Agenda 24/07/2014 às 12:21

De escândalo em escândalo a mídia brasileira segue abusando da liberdade de imprensa com propósitos eleitorais.

Ontem o principal factóide criado pela mídia este ano para prejudicar a candidatura de Dilma Rousseff foi destruído. "Ainda que se esteja diante de uma avença malsucedida e que importou, aparentemente, em prejuízos à companhia, não é possível imputar o cometimento de delito de nenhuma espécie aos membros do Conselho de Administração, mormente quando comprovado que todas as etapas e procedimentos referentes ao perfazimento do negócio foram seguidos", escreveu Janot no relatório de quatro páginas em que pede o arquivamento da representação cuja existência era alardeada pela imprensa aecista como prova de incompetência ou desonestidade de Dilma Rousseff.
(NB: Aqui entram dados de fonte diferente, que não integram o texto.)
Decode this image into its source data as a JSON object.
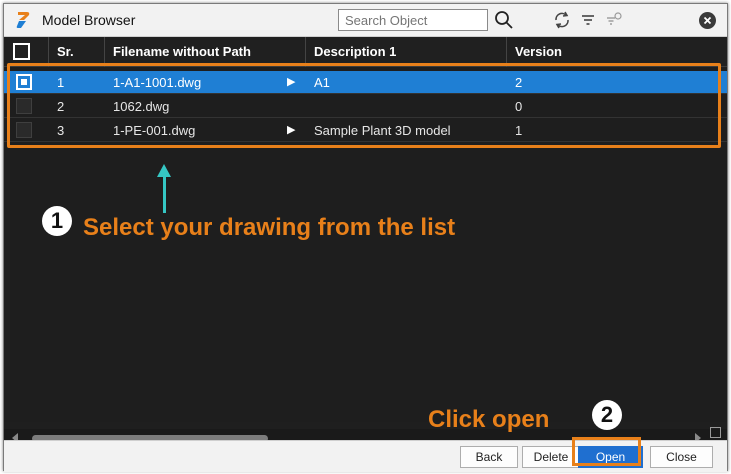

Ao tomar conhecimento da decisão de Janot, lembrei-me das acusações contra Erenice Guerra, que foram inventadas para reduzir as possibilidades de vitória da petista no primeiro turno em 2010. Onde está a aquela acusada e qual foi seu destino? A imprensa foi responsabilizada por ter inventado em 2010 o escândalo Erenice Guerra para uso eleitoral pelos tucanos? Será responsabilizada por inventar o escândalo de Pasadena para prejudicar Dilma em 2014? Até quando toleraremos os abusos jornalístico-eleitorais da mídia brasileira?
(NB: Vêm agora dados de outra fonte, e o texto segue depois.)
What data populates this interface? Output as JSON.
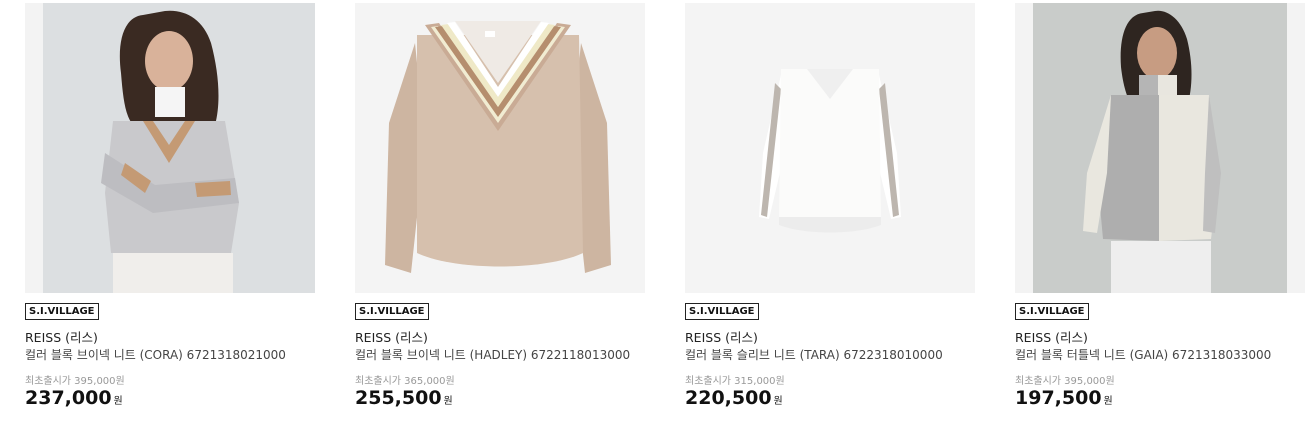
{
  "products": [
    {
      "badge": "S.I.VILLAGE",
      "brand": "REISS (리스)",
      "name": "컬러 블록 브이넥 니트 (CORA) 6721318021000",
      "original_price": "최초출시가 395,000원",
      "price": "237,000",
      "currency": "원",
      "image": "model-grey-vneck-sweater-photo"
    },
    {
      "badge": "S.I.VILLAGE",
      "brand": "REISS (리스)",
      "name": "컬러 블록 브이넥 니트 (HADLEY) 6722118013000",
      "original_price": "최초출시가 365,000원",
      "price": "255,500",
      "currency": "원",
      "image": "beige-striped-vneck-sweater-photo"
    },
    {
      "badge": "S.I.VILLAGE",
      "brand": "REISS (리스)",
      "name": "컬러 블록 슬리브 니트 (TARA) 6722318010000",
      "original_price": "최초출시가 315,000원",
      "price": "220,500",
      "currency": "원",
      "image": "white-sleeve-stripe-sweater-photo"
    },
    {
      "badge": "S.I.VILLAGE",
      "brand": "REISS (리스)",
      "name": "컬러 블록 터틀넥 니트 (GAIA) 6721318033000",
      "original_price": "최초출시가 395,000원",
      "price": "197,500",
      "currency": "원",
      "image": "model-grey-turtleneck-sweater-photo"
    }
  ]
}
Erenice Guerra cumpriu o papel que lhe foi forçosamente atribuído pelos jornalistas e depois desapareceu na imprensa quando os jornalistas julgaram que ela deixou de ser relevante como instrumento de manipulação eleitoral. Onde está Erenice? Não preciso de muito esforço imaginativo para ve-la na portaria da Refinaria de Pasadena segurando uma edição da Folha de São Paulo com a ficha falsa de Dilma Rousseff estampada na primeira página. Afinal, a ex-ministra da Casa Civil foi tratada pela mídia como se fosse uma  imbecil, uma espécie de Kaspar Hauser tupiniquim.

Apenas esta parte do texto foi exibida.